Phase separations and transitions by Henipavirus V and W proteins: molecular mechanisms and implications for functions and pathogenesis – HENIPHASE

The Nipah and Hendra viruses (NiV & HeV) (Henipavirus genus) are zoonotic pathogens responsible for severe encephalitis in humans. Their natural reservoir are fruit bats. Inter-human transmission of NiV and circulation of Henipaviruses in bat species from a growing number of countries, constitute a serious threat to human health. Although an efficient vaccine against HeV in horses is available, neither vaccines nor therapeutic treatments are available in humans against Henipaviruses. The high pathogenicity, wide host range and interspecies transmission of NiV & HeV led to their classification as BSL4 pathogens and potential bio-terrorism agents. The prevention and/or the containment of present and future epidemics will depend on our capacity to conceive effective strategies to combat these viruses. The long-term goal of this project is to shed light onto the molecular mechanisms of Henipavirus pathogenesis as a prerequisite for the rational design of future therapeutic approaches.
Their V and W proteins are key players in the evasion of the host innate immune and inflammatory response. V and W share an N-terminal intrinsically disordered (ID) domain (NTD) and have distinct C-terminal domains. A region of HeV NTD was found to confer to V the ability to undergo a liquid to gel phase transition accompanied by the formation of amyloid-like fibrils. Congo red staining of transfected or infected cells suggests fibril formation also in cellula, and fluorescence microscopy showed that W forms condensates in the nuclei of transfected cells.
Our hypothesis is that the phase-separated condensates formed by the V/W proteins may sequester key cell proteins involved in the cell innate immune and inflammatory response thereby contributing to the high pathogenicity of these viruses. Our aim is to further investigate the abilities of these proteins to phase separate and fibrillate and to shed light onto their functional implications.
We will combine in vitro (Partner 1) and in cellula (Partners 2 & 3) studies. In vitro studies will use purified wt and mutated proteins and will enable deciphering the molecular and sequence determinants governing the ability of V/W proteins to phase separate and fibrillate. In cellula studies will imply V/W transient expression and infection experiments followed by quantitative cell imaging, interaction studies with cellular proteins of the innate immune pathway and measurements of IFN-stimulated genes & chemokines responses. V/W transient expression and infection studies will also use bat cells, which will enable unveiling possible differences between human and bat cells, thus potentially providing hints on the mechanisms by which bats efficiently control Henipavirus infection. We will also investigate the ability of well-known inhibitors of protein fibrillation to block Henipavirus V and W fibrillation and possibly hamper the adverse effects of V/W proteins on cell functions.

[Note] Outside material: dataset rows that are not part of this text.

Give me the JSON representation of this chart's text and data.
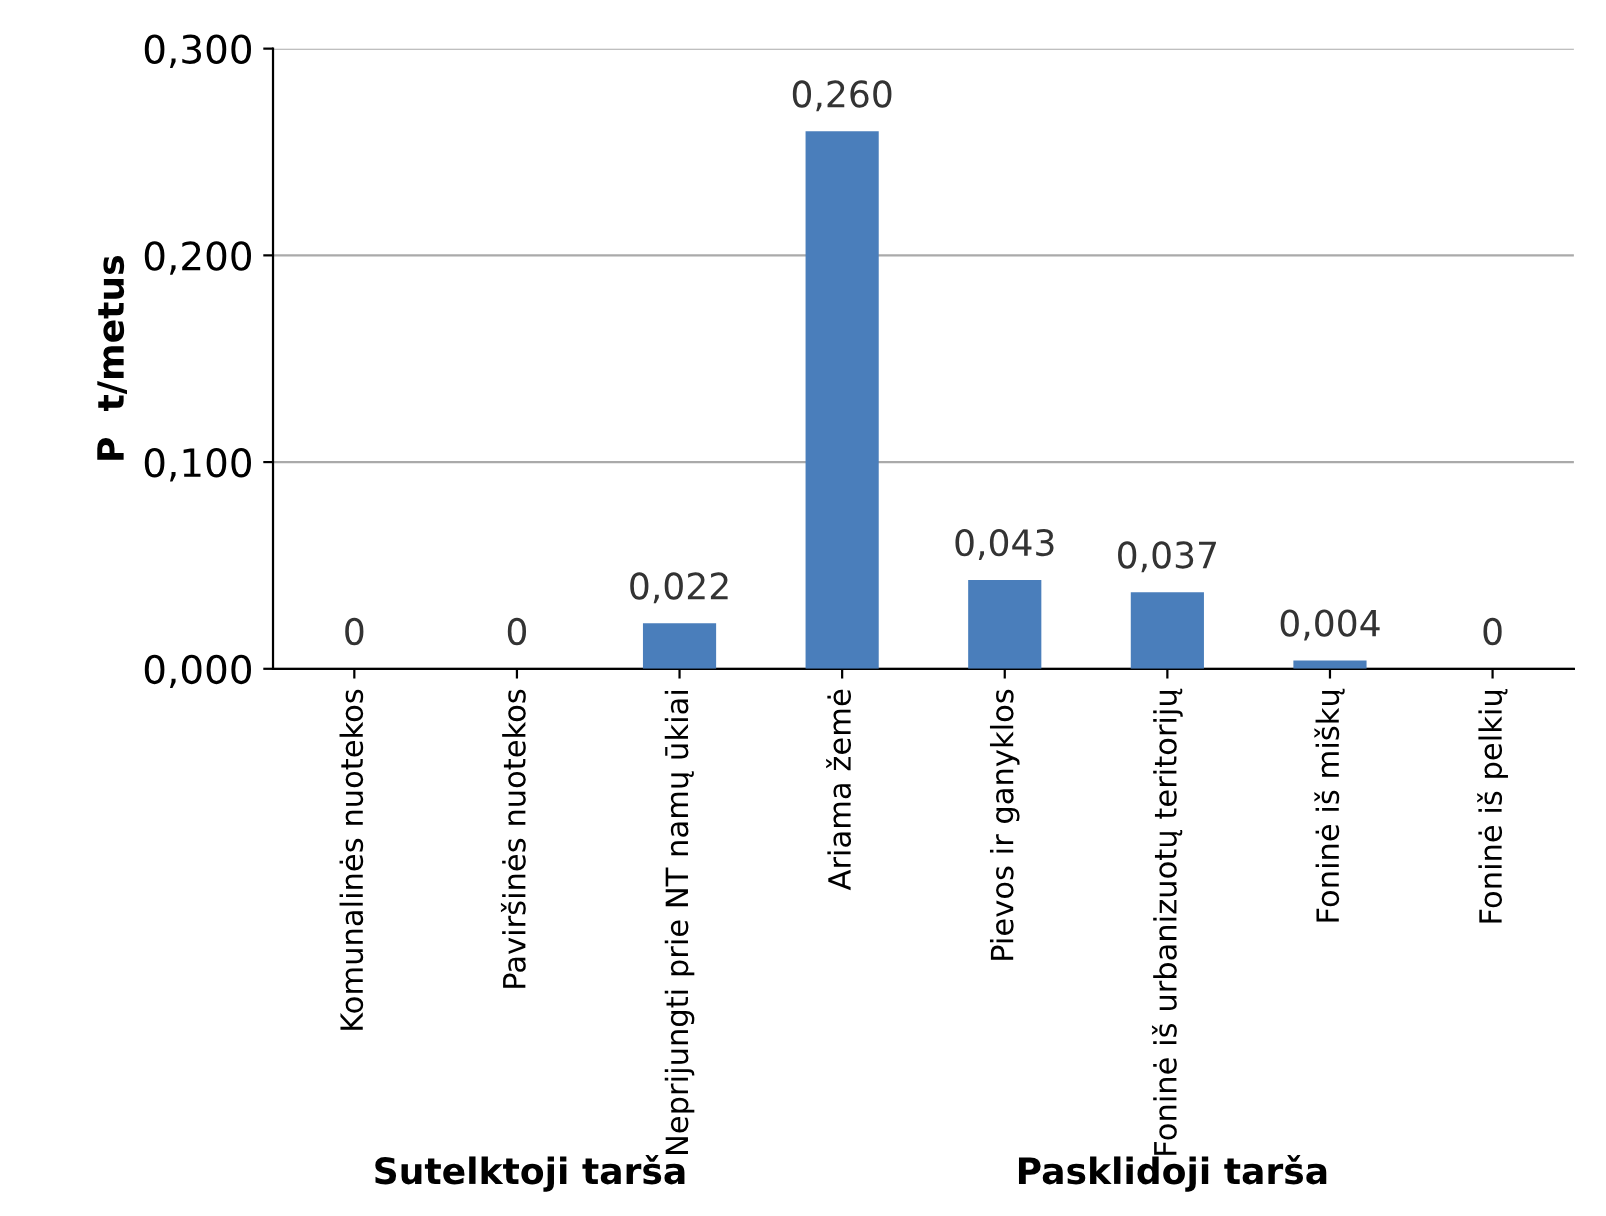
{
  "chart_data": {
    "type": "bar",
    "ylabel": "P  t/metus",
    "categories": [
      "Komunalinės nuotekos",
      "Paviršinės nuotekos",
      "Neprijungti prie NT namų ūkiai",
      "Ariama žemė",
      "Pievos ir ganyklos",
      "Foninė iš urbanizuotų teritorijų",
      "Foninė iš miškų",
      "Foninė iš pelkių"
    ],
    "values": [
      0,
      0,
      0.022,
      0.26,
      0.043,
      0.037,
      0.004,
      0
    ],
    "value_labels": [
      "0",
      "0",
      "0,022",
      "0,260",
      "0,043",
      "0,037",
      "0,004",
      "0"
    ],
    "color": "#4a7ebb",
    "ylim": [
      0,
      0.3
    ],
    "yticks": [
      {
        "value": 0,
        "label": "0,000"
      },
      {
        "value": 0.1,
        "label": "0,100"
      },
      {
        "value": 0.2,
        "label": "0,200"
      },
      {
        "value": 0.3,
        "label": "0,300"
      }
    ],
    "grid": "y",
    "annotations": [
      "Sutelktoji tarša",
      "Pasklidoji tarša"
    ]
  }
}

Partner 1 is an expert in the structure-function relationships of ID regions from paramyxoviral proteins, Partner 2 is an expert of Henipavirus infection, bat cells engineering & innate immune response, and Partner 3 developed innovative approaches to image and quantify viral amyloids in infected cells.
The strength of this project lies in (i) its feasibility (availability of multiple preliminary data & tools already generated by the partners), (ii) the expertise and complementarity of the partners, (iii) its originality (very few studies have investigated the impact of phase separation by viral proteins on host functions and even fewer have described amyloidogenic viral proteins), (iv) its potential to unveil a new molecular mechanism underlying Henipavirus pathogenesis, (v) to shed light on the molecular basis by which bats control Henipavirus infection, (vi) to illuminate the relationships between intrinsic disorder, phase transitions and amyloid formation and (vii) to set the stage for the development of new antiviral strategies.